We Heart It
I used to be a book snob: I used bookmarks, never dog-eared, never highlighted nor made notes in the margins. If I let a friend borrow a book and there was so much as a white wrinkle in the spine, I’d get anal. I liked to preserve them in their proper form, which to me meant they should look brand new for as long as I could call them mine. I remember a few years ago, a friend’s mom accidentally spilled tea on my copy of Eragon, then proceeded to lose the book jacket. I thought I’d have a heart attack. The brown stained pages turned stiffly as I flipped through to survey the damage. Lord only knew what condition the book jacket was actually in. Then my cousin told me the copy of P.S. I Love You I bought her for Christmas was eaten by the ocean when she let her friend borrow it on vacation. I couldn’t bear the thought of the water damage.
But then something happened. I’m not sure when exactly the change in preference occurred, but somewhere between college and now, I actually started liking the look of worn books. Books that had been read so many times they went limp in your hands; books that flared up at the corners and had slight rips around the edges; books with dedications on the title page; books that had been dog-eared, highlighted, noted in the margins; books that looked like they’d been studied. Books with a history. I began to prefer these books.
The first time I highlighted a passage in a book I’d been reading, my chest slightly tightened. “Oh my Austen! I just defaced a sacred artifact!” I screamed. But then the more I did it, the more right it felt. I scribbled thoughts in one corner, stuck colorful tabs by important sentences, folded corners down on favorite pages. I FELT ALIVE.

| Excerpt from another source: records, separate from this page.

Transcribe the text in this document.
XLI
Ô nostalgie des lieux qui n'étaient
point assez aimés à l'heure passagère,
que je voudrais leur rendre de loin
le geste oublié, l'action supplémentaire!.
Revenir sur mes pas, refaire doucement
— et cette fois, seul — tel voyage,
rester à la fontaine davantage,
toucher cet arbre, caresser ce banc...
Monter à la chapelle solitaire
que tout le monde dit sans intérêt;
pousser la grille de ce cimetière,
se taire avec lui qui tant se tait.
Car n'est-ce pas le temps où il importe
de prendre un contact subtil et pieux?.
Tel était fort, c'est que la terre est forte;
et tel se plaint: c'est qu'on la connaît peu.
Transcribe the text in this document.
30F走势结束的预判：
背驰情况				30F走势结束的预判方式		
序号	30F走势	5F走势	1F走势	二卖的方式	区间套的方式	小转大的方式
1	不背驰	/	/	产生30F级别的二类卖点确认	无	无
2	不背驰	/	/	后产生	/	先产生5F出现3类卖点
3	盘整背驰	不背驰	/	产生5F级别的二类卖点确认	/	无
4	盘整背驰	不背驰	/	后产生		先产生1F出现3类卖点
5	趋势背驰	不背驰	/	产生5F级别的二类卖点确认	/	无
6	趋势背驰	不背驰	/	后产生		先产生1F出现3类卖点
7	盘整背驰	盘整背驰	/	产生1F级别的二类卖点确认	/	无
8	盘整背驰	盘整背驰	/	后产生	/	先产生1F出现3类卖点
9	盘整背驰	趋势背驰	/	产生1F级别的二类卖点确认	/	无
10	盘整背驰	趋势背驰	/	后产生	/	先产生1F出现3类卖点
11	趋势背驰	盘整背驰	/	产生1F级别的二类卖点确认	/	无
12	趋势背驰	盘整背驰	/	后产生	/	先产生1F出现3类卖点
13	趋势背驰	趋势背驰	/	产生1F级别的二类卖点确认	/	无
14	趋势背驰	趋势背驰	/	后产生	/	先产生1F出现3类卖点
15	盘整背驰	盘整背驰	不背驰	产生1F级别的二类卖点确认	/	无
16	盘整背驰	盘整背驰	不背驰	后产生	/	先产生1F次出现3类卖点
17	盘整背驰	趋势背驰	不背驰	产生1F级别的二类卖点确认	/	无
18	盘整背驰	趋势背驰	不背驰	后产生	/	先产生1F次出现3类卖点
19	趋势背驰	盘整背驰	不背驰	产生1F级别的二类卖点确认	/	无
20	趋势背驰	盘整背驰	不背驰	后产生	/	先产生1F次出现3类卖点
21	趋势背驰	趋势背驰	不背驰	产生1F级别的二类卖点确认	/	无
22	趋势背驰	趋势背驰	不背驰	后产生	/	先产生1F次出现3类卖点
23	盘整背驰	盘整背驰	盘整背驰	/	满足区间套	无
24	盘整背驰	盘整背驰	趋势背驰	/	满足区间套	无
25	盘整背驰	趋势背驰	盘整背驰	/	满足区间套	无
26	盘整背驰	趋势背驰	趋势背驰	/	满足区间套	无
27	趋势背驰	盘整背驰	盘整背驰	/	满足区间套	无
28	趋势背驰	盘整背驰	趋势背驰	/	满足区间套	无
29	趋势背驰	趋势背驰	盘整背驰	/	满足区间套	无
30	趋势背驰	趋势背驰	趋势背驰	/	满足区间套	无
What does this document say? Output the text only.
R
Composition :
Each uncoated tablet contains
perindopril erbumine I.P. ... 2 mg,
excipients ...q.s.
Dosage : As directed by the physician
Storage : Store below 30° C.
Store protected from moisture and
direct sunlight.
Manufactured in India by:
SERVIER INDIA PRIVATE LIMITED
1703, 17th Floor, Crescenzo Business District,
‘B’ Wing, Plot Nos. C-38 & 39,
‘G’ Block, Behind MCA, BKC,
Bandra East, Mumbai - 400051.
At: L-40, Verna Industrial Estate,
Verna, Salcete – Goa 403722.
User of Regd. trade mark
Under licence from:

“What do you keep highlighting over there?” my co-worker asked me last night. I slid my thick, yellow highlighter down a series of sentences in Madeleine L’Engles, A Circle of Quiet. “Passages.” “What passages?” “Important passages.” “What kind of important passage?” He turned around. “Read me one,” he said in a challenging tone. I flipped through the book and found a paragraph that had stuck out to me earlier on. I cleared my throat.
The moment that humility becomes self-conscious, it becomes hubris. One cannot be humble and aware of oneself at the same time. Therefore, the act of creating—painting a picture, singing a song, writing a story—is a humble act? This was a new thought to me. Humility is throwing oneself away in complete concentration on something or someone else.
“Hm.” Maybe it was just me, but he seemed to suppress a smile. It made me wonder if he wasn’t expecting something so profound. Because Madeleine is nothing if not profound. And that made me smile. I turned back to my book and continued highlighting, and when I was done, I turned down the corner on page 29. Without flinching.